Become an effective leader with a firm understanding of corporate and market dynamics, strategy, and business transactions that allow for global business success. You’ll be able to take ideas from proposal to profitability and prepare yourself for a career in leadership and innovation at top organizations.

Computational Sciences

Learn how to harness data to reflect and make better decisions that are based on logic and data analysis. This major equips you with the skills and knowledge to better understand natural, human-mediated, and social phenomena through analytics, computational methods including AI tools, and modeling.

Natural Sciences

Study the intricacies of the natural world and develop the fundamental skills, practical, and theoretical knowledge you’ll need to develop new technologies, conduct cutting-edge research, consult on policies

Social Sciences

Harness the power of research to inform public policies on crime reduction, design effective political campaigns, help people overcome addictions, and convince people to conserve resources. With the knowledge you gain from this major, you’ll be able to go forth, analyze, and solve complex societal challenges faced by people across the globe.

Year 3 - Focus

During your third year at Minerva University, you’ll continue to develop a disciplinary focus and choose a concentration within your major. The concentrations we offer let you take part in more directed work in your dedicated field of study.

Concentrations are subsets within a major, consisting of a designated set of concentration courses in addition to the full set of Core courses associated with that major.

Students also have the ability to drive their education by designing their own Custom Concentrations, with approval from our Provost.
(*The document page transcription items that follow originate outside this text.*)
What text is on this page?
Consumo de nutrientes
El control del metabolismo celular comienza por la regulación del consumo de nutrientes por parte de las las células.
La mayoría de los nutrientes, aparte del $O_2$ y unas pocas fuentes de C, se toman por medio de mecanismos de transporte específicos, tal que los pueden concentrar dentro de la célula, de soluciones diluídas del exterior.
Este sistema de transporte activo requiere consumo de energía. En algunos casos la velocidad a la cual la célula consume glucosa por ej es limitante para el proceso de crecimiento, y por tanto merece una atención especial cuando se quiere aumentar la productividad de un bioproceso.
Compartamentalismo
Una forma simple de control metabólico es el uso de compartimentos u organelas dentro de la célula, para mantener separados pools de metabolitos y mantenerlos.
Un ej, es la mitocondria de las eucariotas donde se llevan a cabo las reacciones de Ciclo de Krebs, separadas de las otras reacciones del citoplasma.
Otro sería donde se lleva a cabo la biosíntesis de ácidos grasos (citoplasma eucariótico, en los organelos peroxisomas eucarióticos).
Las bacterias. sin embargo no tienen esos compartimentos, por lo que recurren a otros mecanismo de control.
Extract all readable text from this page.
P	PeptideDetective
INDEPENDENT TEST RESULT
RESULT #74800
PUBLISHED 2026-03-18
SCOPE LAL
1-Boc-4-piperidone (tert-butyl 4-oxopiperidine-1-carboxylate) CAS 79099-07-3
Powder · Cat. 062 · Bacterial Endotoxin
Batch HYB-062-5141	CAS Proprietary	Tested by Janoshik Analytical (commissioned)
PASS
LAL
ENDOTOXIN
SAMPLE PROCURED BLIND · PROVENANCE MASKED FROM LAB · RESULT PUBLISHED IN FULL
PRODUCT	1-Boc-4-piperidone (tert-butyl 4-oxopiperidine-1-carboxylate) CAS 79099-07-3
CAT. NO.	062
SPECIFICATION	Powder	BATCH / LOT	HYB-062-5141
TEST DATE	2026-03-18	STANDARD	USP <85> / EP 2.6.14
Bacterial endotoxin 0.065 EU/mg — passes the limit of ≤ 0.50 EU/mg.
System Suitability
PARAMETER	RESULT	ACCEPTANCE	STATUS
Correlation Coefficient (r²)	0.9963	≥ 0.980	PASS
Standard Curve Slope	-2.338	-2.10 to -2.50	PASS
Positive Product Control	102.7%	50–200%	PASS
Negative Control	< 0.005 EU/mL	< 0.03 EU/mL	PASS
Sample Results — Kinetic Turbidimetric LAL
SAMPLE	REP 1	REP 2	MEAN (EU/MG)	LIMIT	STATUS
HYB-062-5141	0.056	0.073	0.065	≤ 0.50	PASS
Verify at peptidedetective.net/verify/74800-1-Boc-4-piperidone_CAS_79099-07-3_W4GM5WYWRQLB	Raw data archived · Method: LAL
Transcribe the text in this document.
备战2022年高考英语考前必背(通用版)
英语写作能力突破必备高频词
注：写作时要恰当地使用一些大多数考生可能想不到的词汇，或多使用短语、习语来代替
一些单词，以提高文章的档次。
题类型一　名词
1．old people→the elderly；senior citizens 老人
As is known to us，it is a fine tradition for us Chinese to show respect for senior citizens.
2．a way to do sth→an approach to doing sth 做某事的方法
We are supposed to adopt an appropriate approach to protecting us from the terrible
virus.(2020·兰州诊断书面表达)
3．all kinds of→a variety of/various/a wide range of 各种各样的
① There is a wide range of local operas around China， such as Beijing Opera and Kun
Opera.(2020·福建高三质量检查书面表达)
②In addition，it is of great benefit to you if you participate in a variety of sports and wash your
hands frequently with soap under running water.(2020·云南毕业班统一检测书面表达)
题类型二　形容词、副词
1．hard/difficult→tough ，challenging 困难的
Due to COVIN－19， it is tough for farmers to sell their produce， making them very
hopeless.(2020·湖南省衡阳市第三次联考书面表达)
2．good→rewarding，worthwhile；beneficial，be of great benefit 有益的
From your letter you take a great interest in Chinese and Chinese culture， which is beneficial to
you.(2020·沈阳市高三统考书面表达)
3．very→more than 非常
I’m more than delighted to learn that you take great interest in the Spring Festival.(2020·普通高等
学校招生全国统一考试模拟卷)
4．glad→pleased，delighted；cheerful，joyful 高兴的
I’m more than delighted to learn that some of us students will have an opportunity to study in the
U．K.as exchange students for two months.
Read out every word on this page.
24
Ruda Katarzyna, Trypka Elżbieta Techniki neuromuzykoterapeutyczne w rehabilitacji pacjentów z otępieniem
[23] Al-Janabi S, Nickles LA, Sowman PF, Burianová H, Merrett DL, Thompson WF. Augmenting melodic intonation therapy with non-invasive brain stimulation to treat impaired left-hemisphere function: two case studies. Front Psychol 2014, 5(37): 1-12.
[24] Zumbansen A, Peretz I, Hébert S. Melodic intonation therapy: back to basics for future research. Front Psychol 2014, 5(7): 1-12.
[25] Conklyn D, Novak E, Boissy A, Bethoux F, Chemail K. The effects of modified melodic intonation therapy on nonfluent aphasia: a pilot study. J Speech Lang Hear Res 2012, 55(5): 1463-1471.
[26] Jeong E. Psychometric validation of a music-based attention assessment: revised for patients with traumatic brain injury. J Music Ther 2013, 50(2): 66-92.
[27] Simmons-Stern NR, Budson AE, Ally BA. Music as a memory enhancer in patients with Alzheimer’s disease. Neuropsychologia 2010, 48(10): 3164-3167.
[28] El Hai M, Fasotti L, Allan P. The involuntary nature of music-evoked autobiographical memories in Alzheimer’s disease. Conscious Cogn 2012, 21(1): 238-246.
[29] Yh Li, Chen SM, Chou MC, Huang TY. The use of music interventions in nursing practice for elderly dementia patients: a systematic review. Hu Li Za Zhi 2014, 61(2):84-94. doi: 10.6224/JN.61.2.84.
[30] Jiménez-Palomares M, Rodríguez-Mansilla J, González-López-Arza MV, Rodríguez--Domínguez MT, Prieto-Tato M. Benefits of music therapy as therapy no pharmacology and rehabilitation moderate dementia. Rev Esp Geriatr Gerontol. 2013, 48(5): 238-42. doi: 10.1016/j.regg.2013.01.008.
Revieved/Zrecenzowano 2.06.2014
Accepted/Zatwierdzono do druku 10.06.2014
In addition, your work on your Capstone Project – the culmination of your studies – begins in your third year with us. Within two, two-unit courses, you will explore and define your vision for this project, which helps prepare you to take on further studies, professional life after you graduate, or step into the world of research and academia.

Example

Computational Sciences

Learn the fundamentals of analytics and design, and how to use infrastructure and technologies to harness massive amounts of data. 

The knowledge and skills you’ll acquire within this concentration allow you to future-proof your career and become a vital member of any major global organization.

Year 4 - Synthesis

Your final year at Minerva University is centered around the completion of your Capstone project while completing your remaining courses for your degree. Through self-direction and planning, you’ll produce an integrated application of your knowledge, skills, and interests, creating something that’s personally compelling and valuable to your field of study.

The options available to you for the focus of your Capstone project are limited only by your imagination. You could write an original screenplay, create code for a disruptive technology, or even develop a business plan for a bold and exciting social venture. The choice is yours. 

Your efforts with the Capstone project are complemented by up to two Tutorial courses per major (except Business) and any elective courses you have yet to complete. Tutorial courses are designed to be collaborative, student-driven explorations into specific topics, which you’ll work with your professor to define. If you’re majoring in Business, Tutorial courses are replaced by a required business practicum you complete in the summer between your third and fourth year.

Manifest

After completing your Capstone project in the spring semester of your fourth year, you’ll present it during Manifest, a month-long-term that takes place in San Francisco. 

Opportunities during Manifest allow you to celebrate the fruits of four years of labor and marks the end of your undergraduate experience at Minerva University.